The linkage that author Thomas E. Ricks finds between these “most unlikely of allies” is intellectual clarity and moral courage. Although George Orwell (born Eric Blair) was a committed leftist and Winston Churchill an equally committed conservative, both were driven “to see things as they are,” and both arrived, though from opposing ideological views, at the conclusion that “the key question of their century” was “how to preserve the liberty of the individual during an age in which the state was becoming powerfully intrusive into private life.”
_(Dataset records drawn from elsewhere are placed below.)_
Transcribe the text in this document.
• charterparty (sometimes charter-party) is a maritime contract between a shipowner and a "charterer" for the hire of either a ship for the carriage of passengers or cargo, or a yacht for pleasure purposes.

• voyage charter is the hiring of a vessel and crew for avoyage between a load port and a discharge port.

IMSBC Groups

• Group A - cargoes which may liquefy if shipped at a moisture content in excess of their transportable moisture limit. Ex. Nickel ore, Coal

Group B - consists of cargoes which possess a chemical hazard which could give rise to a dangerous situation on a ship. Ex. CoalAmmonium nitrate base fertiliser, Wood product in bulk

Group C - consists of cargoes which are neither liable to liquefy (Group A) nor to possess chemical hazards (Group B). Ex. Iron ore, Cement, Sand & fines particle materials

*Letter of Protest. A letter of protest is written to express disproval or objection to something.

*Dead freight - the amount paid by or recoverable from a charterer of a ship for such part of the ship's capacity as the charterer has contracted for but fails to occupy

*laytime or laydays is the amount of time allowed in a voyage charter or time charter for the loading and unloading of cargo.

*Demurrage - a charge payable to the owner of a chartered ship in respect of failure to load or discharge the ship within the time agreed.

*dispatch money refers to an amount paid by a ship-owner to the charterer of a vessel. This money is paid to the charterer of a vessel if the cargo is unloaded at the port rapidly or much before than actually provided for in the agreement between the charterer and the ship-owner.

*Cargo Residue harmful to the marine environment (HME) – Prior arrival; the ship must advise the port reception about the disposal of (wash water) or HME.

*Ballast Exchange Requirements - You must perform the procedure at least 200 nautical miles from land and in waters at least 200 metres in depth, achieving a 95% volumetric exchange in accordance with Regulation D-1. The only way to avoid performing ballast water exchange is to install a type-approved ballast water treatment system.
Although the two men never met, their paths ran parallel in odd ways. Significantly, both were estranged from their fathers. Orwell remembered his as “a gruff-voiced elderly man forever saying ‘Don’t’ ” (the source, Ricks contends, of his lifelong skepticism of authority). Churchill’s father continually and publicly expressed his disappointment in him. “A son who could survive such an upbringing would either be thoroughly damaged or, with some luck, enormously self-confident,” Ricks asserts. “Churchill was very lucky.”

Neither went to university; instead, both went off in service of the Empire. For reasons that remain obscure, the anti-authoritarian Orwell joined the Indian Imperial Police, serving in Burma; Churchill served as a cavalry officer in India. After their service (and during, in Churchill’s case), both became war correspondents. And both almost died well before they rose to greatness — a term Ricks unabashedly applies to both, although he is not unmindful of their failings and blind spots.

But Ricks wisely skims lightly over the early years of his subjects and, with Churchill, his ineffectual later years, as well, focusing instead on the “fulcrum point,” the 1930s and 1940s, when both men were frequently lonely voices in the wilderness. As authoritarianism rose across the globe, faith in democracy wavered, particularly among the intelligentsia in Britain (and the U.S.): Striking a deal with Hitler struck many as the only pragmatic possibility. On the left, many were willing to turn a blind eye to Stalin’s death squads in the service of the Revolution. Orwell and Churchill “led the way, politically and intellectually, in responding to the twin threats of fascism and communism.”

Thus both men spoke out eloquently against abuse of power; both refused to bend the facts in service of ideology; both insisted on “the need to assert that high officials might be in error — most especially when those in power believe strongly they are not.” In Orwell’s words, “If liberty means anything at all, it means the right to tell people what they do not want to hear.”

“Churchill & Orwell” is an eminently readable, frankly inspirational and exceptionally timely tribute to the two men Simon Schama called “the architects of their time.” It is to be hoped that their counterparts in intellectual clarity and moral courage are among us today.

 

Patricia L. Hagen teaches English at the College of St. Scholastica in Duluth.

Churchill & Orwell: The Fight for Freedom
By: Thomas E. Ricks.
Publisher: Penguin Press, 339 pages, $28.